Adverse birth outcomes and infant undernutrition remain the leading causes of morbidity and mortality in sub-Saharan Africa (SSA). Impaired infant growth and development, which often begins during foetal development, may persist during the first 2 years of life and has been associated with higher risks of cardiometabolic diseases. This systematic review assessed the associations between maternal demographic characteristics and household socio-economic status (SES), and preterm birth (PTB), small for gestational age, low birth weight (LBW), stunting, wasting and underweight in children under 2 years of age in SSA countries. Following the Preferred Reporting Items for Systematic reviews and Meta-Analyses guidelines, we searched for publications in three electronic databases (PubMed, Scopus and ScienceDirect). Eleven studies on children under 2 years of age, in four SSA regions, published in English between 1990 and 2018, were included. All the studies were observational in design (cross-sectional or cohort studies). Maternal education was the most commonly explored exposure. Most studies (63.3%) focused on undernutrition during the first 2 years of life: LBW, PTB and stunting.

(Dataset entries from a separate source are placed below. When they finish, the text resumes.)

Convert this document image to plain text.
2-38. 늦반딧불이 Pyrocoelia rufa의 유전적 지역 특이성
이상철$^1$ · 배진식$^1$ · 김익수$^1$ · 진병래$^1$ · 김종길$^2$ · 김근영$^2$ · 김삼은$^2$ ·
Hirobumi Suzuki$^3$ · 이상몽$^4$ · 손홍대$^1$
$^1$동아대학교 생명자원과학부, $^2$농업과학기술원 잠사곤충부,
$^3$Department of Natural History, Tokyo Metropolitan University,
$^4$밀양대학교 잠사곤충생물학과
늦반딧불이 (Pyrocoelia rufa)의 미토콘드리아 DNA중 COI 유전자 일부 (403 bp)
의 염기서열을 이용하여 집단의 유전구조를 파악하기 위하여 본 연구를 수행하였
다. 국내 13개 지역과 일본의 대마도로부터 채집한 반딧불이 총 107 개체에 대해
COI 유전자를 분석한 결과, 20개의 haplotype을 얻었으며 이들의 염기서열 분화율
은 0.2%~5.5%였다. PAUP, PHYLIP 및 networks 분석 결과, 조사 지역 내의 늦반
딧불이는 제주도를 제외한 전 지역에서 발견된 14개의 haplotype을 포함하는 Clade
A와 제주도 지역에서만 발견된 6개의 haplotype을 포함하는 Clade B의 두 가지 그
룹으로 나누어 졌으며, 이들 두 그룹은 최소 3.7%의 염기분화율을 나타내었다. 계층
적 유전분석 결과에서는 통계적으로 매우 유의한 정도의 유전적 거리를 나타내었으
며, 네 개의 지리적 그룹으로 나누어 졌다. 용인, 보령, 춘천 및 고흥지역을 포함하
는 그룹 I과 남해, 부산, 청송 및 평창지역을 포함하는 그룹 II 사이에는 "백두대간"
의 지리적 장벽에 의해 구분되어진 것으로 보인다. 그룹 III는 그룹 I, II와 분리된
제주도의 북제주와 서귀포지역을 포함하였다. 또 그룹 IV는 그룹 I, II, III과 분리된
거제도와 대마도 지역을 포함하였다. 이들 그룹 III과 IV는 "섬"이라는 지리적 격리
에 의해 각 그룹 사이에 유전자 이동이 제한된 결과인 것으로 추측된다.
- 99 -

Lower maternal education, maternal unemployment and lower household wealth index were the SES factors most commonly associated with adverse birth outcomes and infant undernutrition. Maternal marital status was not associated with any infant outcomes. The definitions of the SES varied, which may explain discrepancies between studies. Nutrition intervention programs in SSA need to promote education and poverty alleviation in women at reproductive age, starting from pre-pregnancy, to optimise infant growth and development and prevent the increase in the prevalence of cardiometabolic diseases.